The scale of fragmentation
India has over 1,500 HMS vendors. Most hospitals have digitized their operations: patient records are in computers, not paper files. But digitization is not interoperability. Having records in a computer is not the same as having records that can move between systems.
Each HMS stores information in its own format, behind its own walls. A patient who visits two hospitals has two separate, disconnected health records. A lab report generated at one facility is invisible to the referring physician at another. The data exists. It just cannot travel.
An architectural problem
Healthcare fragmentation is not a technology failure. Most HMS systems are technically capable of exchanging data. The problem is architectural: there has been no national standard defining how health data should be structured, consented, and exchanged between systems.
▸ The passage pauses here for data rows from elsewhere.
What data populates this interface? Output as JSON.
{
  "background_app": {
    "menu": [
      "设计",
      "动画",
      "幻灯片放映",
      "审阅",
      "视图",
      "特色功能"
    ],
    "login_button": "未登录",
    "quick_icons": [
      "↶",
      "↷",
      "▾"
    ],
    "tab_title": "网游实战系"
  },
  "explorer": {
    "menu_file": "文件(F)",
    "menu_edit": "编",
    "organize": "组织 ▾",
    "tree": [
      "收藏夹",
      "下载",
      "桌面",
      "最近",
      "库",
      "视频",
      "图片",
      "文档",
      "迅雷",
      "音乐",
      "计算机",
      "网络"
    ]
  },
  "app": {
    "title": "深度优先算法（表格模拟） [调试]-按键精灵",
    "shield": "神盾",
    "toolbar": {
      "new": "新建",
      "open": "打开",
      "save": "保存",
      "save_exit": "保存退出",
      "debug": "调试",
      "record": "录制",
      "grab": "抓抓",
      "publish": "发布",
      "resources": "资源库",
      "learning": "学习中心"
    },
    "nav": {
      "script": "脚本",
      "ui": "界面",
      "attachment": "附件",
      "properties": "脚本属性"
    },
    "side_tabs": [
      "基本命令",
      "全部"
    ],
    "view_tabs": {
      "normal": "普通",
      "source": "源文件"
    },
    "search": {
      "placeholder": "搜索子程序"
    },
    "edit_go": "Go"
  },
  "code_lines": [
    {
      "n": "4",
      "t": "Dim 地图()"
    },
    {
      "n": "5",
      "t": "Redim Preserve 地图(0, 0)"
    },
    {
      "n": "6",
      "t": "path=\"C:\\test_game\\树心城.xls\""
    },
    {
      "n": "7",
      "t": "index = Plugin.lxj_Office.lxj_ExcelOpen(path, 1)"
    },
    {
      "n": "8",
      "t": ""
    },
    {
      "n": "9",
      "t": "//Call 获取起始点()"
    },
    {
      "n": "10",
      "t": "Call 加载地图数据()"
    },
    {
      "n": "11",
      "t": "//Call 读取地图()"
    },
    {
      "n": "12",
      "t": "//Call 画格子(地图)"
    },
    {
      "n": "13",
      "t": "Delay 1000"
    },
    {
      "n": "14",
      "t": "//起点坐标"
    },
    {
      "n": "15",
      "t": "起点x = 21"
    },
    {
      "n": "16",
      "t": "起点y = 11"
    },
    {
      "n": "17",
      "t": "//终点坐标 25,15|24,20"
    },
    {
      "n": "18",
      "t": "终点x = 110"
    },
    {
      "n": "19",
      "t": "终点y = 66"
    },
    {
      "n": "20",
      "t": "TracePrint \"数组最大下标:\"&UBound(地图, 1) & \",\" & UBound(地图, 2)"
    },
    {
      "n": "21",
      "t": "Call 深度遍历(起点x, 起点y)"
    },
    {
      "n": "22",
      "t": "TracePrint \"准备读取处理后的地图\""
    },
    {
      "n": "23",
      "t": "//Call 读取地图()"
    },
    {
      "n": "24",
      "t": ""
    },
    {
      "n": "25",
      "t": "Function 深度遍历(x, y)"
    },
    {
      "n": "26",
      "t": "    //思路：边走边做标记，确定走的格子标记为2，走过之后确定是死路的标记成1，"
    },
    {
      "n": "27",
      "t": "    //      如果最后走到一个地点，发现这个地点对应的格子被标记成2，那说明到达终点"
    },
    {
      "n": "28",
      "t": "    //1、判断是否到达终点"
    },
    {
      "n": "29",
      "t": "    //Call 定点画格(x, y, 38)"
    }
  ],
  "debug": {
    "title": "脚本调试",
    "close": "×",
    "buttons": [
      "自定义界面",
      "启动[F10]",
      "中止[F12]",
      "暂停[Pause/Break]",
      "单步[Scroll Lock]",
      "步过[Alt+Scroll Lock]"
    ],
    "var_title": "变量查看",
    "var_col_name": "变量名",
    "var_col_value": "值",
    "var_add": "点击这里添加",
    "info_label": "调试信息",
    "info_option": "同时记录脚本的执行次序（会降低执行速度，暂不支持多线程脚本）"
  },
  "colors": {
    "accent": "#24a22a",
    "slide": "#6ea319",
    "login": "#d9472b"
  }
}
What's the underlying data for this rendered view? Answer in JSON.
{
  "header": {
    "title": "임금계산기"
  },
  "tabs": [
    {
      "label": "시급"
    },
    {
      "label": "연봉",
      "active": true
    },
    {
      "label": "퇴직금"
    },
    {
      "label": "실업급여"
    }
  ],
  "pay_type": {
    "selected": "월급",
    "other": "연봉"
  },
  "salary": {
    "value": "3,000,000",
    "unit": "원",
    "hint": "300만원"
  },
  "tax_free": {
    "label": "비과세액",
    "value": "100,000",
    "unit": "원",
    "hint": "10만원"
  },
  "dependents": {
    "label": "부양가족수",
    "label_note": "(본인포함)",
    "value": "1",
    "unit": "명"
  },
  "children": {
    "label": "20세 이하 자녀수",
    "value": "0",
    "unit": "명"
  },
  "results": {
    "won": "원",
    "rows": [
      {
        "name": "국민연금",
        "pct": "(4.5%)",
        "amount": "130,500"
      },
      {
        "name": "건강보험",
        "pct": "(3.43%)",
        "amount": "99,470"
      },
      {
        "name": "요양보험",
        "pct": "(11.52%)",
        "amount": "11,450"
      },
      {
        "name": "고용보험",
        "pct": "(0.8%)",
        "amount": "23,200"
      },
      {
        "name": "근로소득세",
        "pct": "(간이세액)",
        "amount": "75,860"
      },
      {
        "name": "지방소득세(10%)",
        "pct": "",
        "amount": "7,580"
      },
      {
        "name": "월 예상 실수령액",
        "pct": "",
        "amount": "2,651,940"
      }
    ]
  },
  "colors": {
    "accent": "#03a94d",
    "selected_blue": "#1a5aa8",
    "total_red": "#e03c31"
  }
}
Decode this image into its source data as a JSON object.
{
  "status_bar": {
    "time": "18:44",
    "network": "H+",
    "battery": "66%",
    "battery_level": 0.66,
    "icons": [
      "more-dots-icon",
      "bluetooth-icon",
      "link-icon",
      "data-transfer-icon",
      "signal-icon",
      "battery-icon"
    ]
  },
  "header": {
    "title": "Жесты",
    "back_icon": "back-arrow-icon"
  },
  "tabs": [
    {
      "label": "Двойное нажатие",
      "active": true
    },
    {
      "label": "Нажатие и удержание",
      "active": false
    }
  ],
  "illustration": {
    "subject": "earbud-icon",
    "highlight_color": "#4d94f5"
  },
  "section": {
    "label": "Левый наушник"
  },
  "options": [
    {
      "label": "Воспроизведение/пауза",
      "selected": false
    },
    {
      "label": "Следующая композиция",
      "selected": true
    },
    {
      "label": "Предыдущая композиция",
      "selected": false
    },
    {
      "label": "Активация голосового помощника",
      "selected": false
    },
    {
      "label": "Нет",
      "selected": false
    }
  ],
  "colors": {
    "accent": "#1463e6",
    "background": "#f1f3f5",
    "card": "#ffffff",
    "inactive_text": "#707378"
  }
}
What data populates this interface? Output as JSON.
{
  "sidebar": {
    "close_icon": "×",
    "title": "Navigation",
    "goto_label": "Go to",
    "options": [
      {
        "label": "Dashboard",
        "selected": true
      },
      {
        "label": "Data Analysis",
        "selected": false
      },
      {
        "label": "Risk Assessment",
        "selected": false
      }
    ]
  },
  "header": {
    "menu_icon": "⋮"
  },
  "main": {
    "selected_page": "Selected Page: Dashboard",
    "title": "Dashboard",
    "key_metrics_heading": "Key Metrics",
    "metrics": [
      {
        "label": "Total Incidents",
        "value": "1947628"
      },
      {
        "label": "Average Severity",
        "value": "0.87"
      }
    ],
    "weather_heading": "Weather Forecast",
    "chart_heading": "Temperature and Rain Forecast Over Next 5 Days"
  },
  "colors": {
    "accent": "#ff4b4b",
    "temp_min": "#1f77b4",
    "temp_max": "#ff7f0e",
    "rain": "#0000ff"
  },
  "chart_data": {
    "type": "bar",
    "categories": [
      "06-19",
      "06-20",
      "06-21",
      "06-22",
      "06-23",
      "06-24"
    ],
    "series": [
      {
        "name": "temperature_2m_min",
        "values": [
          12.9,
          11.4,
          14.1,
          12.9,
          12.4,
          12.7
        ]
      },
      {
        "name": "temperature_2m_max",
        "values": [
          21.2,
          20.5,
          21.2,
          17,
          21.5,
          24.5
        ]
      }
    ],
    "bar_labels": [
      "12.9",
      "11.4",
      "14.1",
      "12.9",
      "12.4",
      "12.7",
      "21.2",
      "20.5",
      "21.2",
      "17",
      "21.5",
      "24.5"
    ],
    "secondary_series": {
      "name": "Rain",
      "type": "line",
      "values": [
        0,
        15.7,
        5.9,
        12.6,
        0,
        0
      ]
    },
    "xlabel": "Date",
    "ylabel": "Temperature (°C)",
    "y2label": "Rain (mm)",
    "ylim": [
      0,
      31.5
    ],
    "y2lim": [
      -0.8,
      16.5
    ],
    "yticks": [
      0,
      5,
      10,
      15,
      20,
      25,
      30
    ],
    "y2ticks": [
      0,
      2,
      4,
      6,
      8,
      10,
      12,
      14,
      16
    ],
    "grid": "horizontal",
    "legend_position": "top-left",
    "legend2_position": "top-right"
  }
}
Without a common data format, systems cannot understand each other's records. Without a consent framework, there is no governance for data exchange. Without identity infrastructure, there is no way to link records to the same patient across providers.
These are infrastructure problems, not feature problems. They cannot be solved by individual HMS vendors adding export buttons to their systems.
The operational cost of fragmentation
Fragmentation is not abstract. It has daily operational consequences in hospitals across India.
When a patient arrives at a new facility, there is no way to access their history from previous providers. The admitting physician starts from zero: repeating tests, re-taking histories, missing medication interactions that are documented elsewhere but invisible here.
When a referring physician sends a patient to a specialist, the referral information travels as a phone call, a paper note, or a WhatsApp message, not as a structured health record. The specialist's system cannot ingest it, search it, or integrate it with their own clinical workflow.
When a hospital needs to reconcile patient records for insurance claims, each encounter exists in its own system with its own format. Matching records across facilities requires manual effort that scales with volume. Every additional provider a patient visits adds complexity to the claims process.
These are not edge cases. They represent the daily operational reality for India's healthcare systems, and they cannot be solved by individual HMS vendors adding export buttons to their software.
The gap between digitization and interoperability
Digitization means records are electronic. Interoperability means records can move between systems with meaning preserved. The gap between the two is enormous.
Closing that gap requires three infrastructure layers that most healthcare systems do not have: a common data standard (FHIR), a consent governance framework (ABDM Consent Manager), and a universal patient identity (ABHA).
ABDM provides all three. But adopting ABDM requires each healthcare system to bridge its existing data formats to FHIR, integrate with consent workflows, and support ABHA at the point of patient registration.
Why HMS vendors are the critical enablers
India's healthcare interoperability challenge cannot be solved hospital by hospital. The scale is too large. The real leverage point is HMS vendors: the platforms that hospitals already use to manage their operations.
When an HMS vendor integrates with the ABDM ecosystem, every facility running that HMS gains interoperability capabilities. One integration, hundreds or thousands of facilities connected. This is why HMS vendors are the most important participants in the interoperability transition.
The infrastructure layer
The missing piece in this picture is the interoperability infrastructure layer: the technical bridge between existing HMS systems and the ABDM ecosystem. This layer handles FHIR transformation, consent orchestration, care context management, and gateway communication.
Without this layer, every HMS vendor must build every ABDM integration component independently. With it, the complexity is handled as infrastructure, and healthcare systems can focus on clinical care.
This is the problem space that Prana is designed to address.